The Office for Standards in Education is seeking ways to enable non- professional "lay inspectors" to lead school inspection teams, writes Diane Hofkins.
The idea, mentioned in a report from Chris Woodhead, HM Chief Inspector, is among approaches OFSTED is considering for finding "new blood" to replenish the supply of registered inspectors, needed to head the independent inspection teams.
The proposal has alarmed professional associations. Bill Wright, general secretary of the National Association of Educational Inspectors, Advisers and Consultants, said: "My view is it would be a step that would have to be taken with extreme caution, bearing in mind the need to maintain the credibility of the inspection process, particularly in the eyes of the people being inspected. "

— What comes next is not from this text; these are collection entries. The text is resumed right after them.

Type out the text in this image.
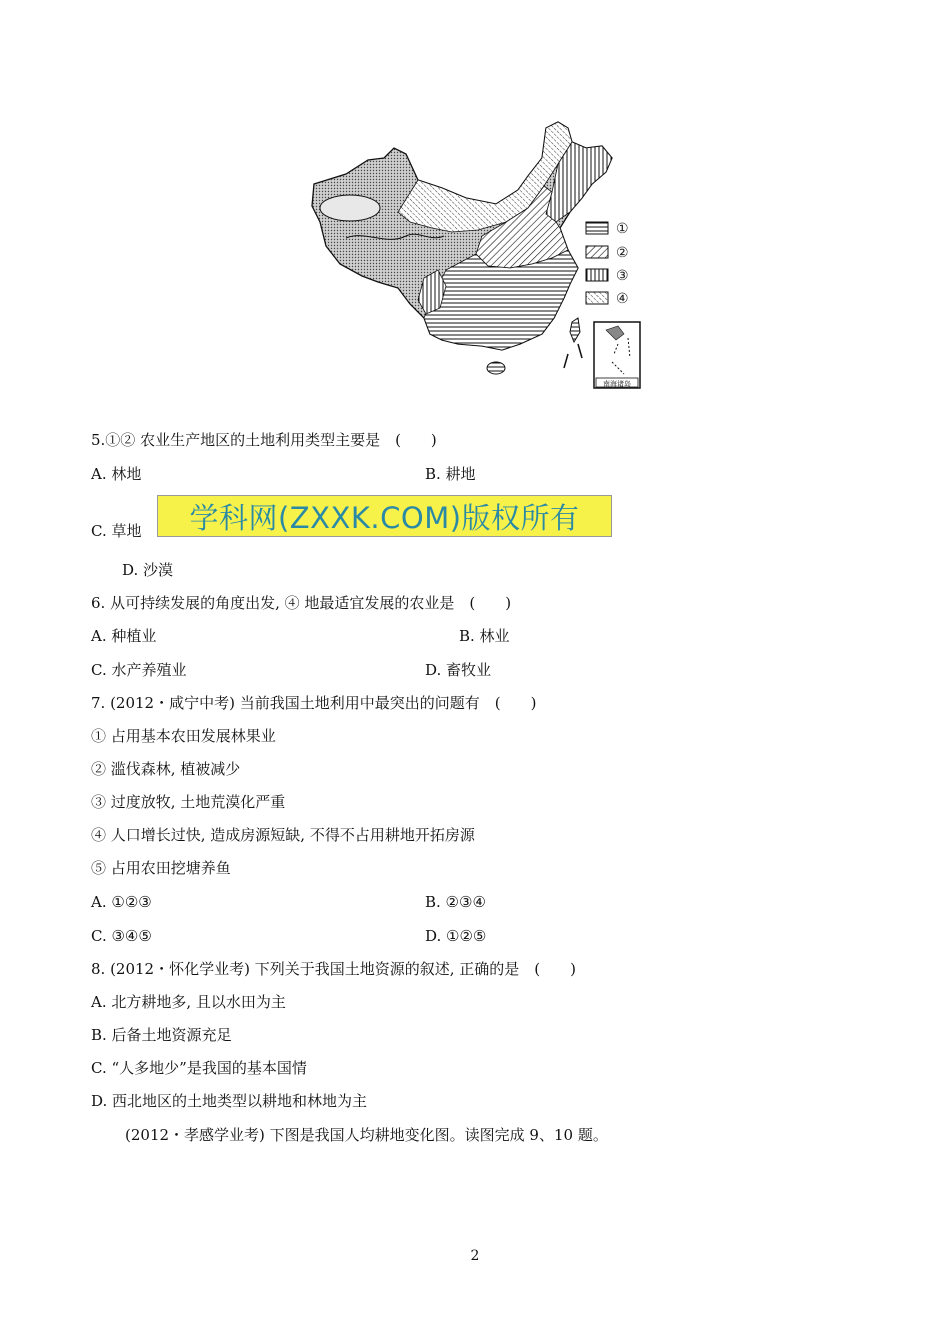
①
②
③
④
南海诸岛
5.①② 农业生产地区的土地利用类型主要是　(　　)
A. 林地	B. 耕地
C. 草地 学科网(ZXXK.COM)版权所有
D. 沙漠
6. 从可持续发展的角度出发, ④ 地最适宜发展的农业是　(　　)
A. 种植业	B. 林业
C. 水产养殖业	D. 畜牧业
7. (2012・咸宁中考) 当前我国土地利用中最突出的问题有　(　　)
① 占用基本农田发展林果业
② 滥伐森林, 植被减少
③ 过度放牧, 土地荒漠化严重
④ 人口增长过快, 造成房源短缺, 不得不占用耕地开拓房源
⑤ 占用农田挖塘养鱼
A. ①②③	B. ②③④
C. ③④⑤	D. ①②⑤
8. (2012・怀化学业考) 下列关于我国土地资源的叙述, 正确的是　(　　)
A. 北方耕地多, 且以水田为主
B. 后备土地资源充足
C. “人多地少”是我国的基本国情
D. 西北地区的土地类型以耕地和林地为主
(2012・孝感学业考) 下图是我国人均耕地变化图。读图完成 9、10 题。
2
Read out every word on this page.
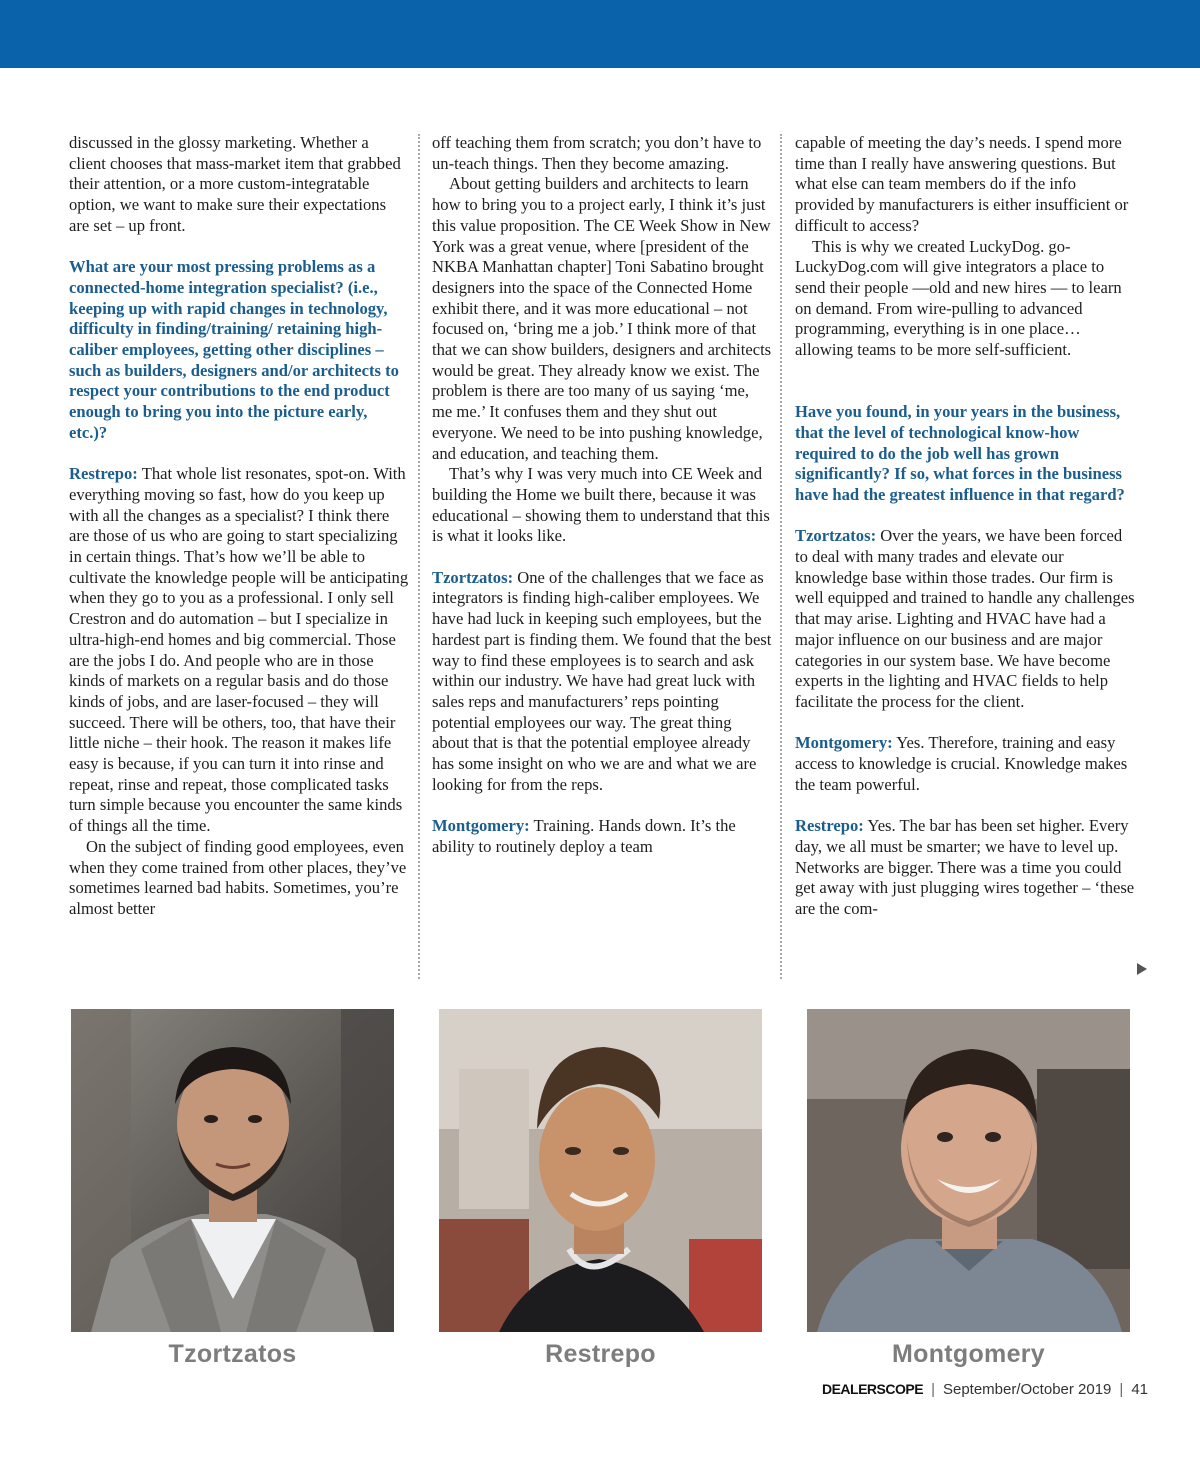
discussed in the glossy marketing. Whether a client chooses that mass-market item that grabbed their attention, or a more custom-integratable option, we want to make sure their expectations are set – up front.

What are your most pressing problems as a connected-home integration specialist? (i.e., keeping up with rapid changes in technology, difficulty in finding/training/ retaining high-caliber employees, getting other disciplines – such as builders, designers and/or architects to respect your contributions to the end product enough to bring you into the picture early, etc.)?

Restrepo: That whole list resonates, spot-on. With everything moving so fast, how do you keep up with all the changes as a specialist? I think there are those of us who are going to start specializing in certain things. That’s how we’ll be able to cultivate the knowledge people will be anticipating when they go to you as a professional. I only sell Crestron and do automation – but I specialize in ultra-high-end homes and big commercial. Those are the jobs I do. And people who are in those kinds of markets on a regular basis and do those kinds of jobs, and are laser-focused – they will succeed. There will be others, too, that have their little niche – their hook. The reason it makes life easy is because, if you can turn it into rinse and repeat, rinse and repeat, those complicated tasks turn simple because you encounter the same kinds of things all the time.

On the subject of finding good employees, even when they come trained from other places, they’ve sometimes learned bad habits. Sometimes, you’re almost better

off teaching them from scratch; you don’t have to un-teach things. Then they become amazing.

About getting builders and architects to learn how to bring you to a project early, I think it’s just this value proposition. The CE Week Show in New York was a great venue, where [president of the NKBA Manhattan chapter] Toni Sabatino brought designers into the space of the Connected Home exhibit there, and it was more educational – not focused on, ‘bring me a job.’ I think more of that that we can show builders, designers and architects would be great. They already know we exist. The problem is there are too many of us saying ‘me, me me.’ It confuses them and they shut out everyone. We need to be into pushing knowledge, and education, and teaching them.

That’s why I was very much into CE Week and building the Home we built there, because it was educational – showing them to understand that this is what it looks like.

Tzortzatos: One of the challenges that we face as integrators is finding high-caliber employees. We have had luck in keeping such employees, but the hardest part is finding them. We found that the best way to find these employees is to search and ask within our industry. We have had great luck with sales reps and manufacturers’ reps pointing potential employees our way. The great thing about that is that the potential employee already has some insight on who we are and what we are looking for from the reps.

Montgomery: Training. Hands down. It’s the ability to routinely deploy a team

capable of meeting the day’s needs. I spend more time than I really have answering questions. But what else can team members do if the info provided by manufacturers is either insufficient or difficult to access?

This is why we created LuckyDog. go-LuckyDog.com will give integrators a place to send their people —old and new hires — to learn on demand. From wire-pulling to advanced programming, everything is in one place… allowing teams to be more self-sufficient.

Have you found, in your years in the business, that the level of technological know-how required to do the job well has grown significantly? If so, what forces in the business have had the greatest influence in that regard?

Tzortzatos: Over the years, we have been forced to deal with many trades and elevate our knowledge base within those trades. Our firm is well equipped and trained to handle any challenges that may arise. Lighting and HVAC have had a major influence on our business and are major categories in our system base. We have become experts in the lighting and HVAC fields to help facilitate the process for the client.

Montgomery: Yes. Therefore, training and easy access to knowledge is crucial. Knowledge makes the team powerful.

Restrepo: Yes. The bar has been set higher. Every day, we all must be smarter; we have to level up. Networks are bigger. There was a time you could get away with just plugging wires together – ‘these are the com-

Tzortzatos	Restrepo	Montgomery
DEALERSCOPE | September/October 2019 | 41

Jeff Holman, assistant secretary at the National Association of Head Teachers, said it would be "ludicrous" to have non-professionals leading teams of inspectors. An OFSTED spokesman said there already were some registered inspectors who were non-educationists. "We have said from the start that one of the key skills we would look for in a registered inspector is management ability," he said. But the idea was on the back burner for the present.
The report, part two of the chief inspector's annual report, says inspection quality has improved since 1993, when the independent system was launched. OFSTED found 5 per cent of secondary inspections during 1993-94 unsatisfactory, and 3 per cent of primary inspections last term gave cause for concern.
* The first "failing" school to be given a clean bill of health is Brookside special school in Derbyshire. An HMI report says standards are satisfactory or better in most lessons, and leadership and management is clear and effective.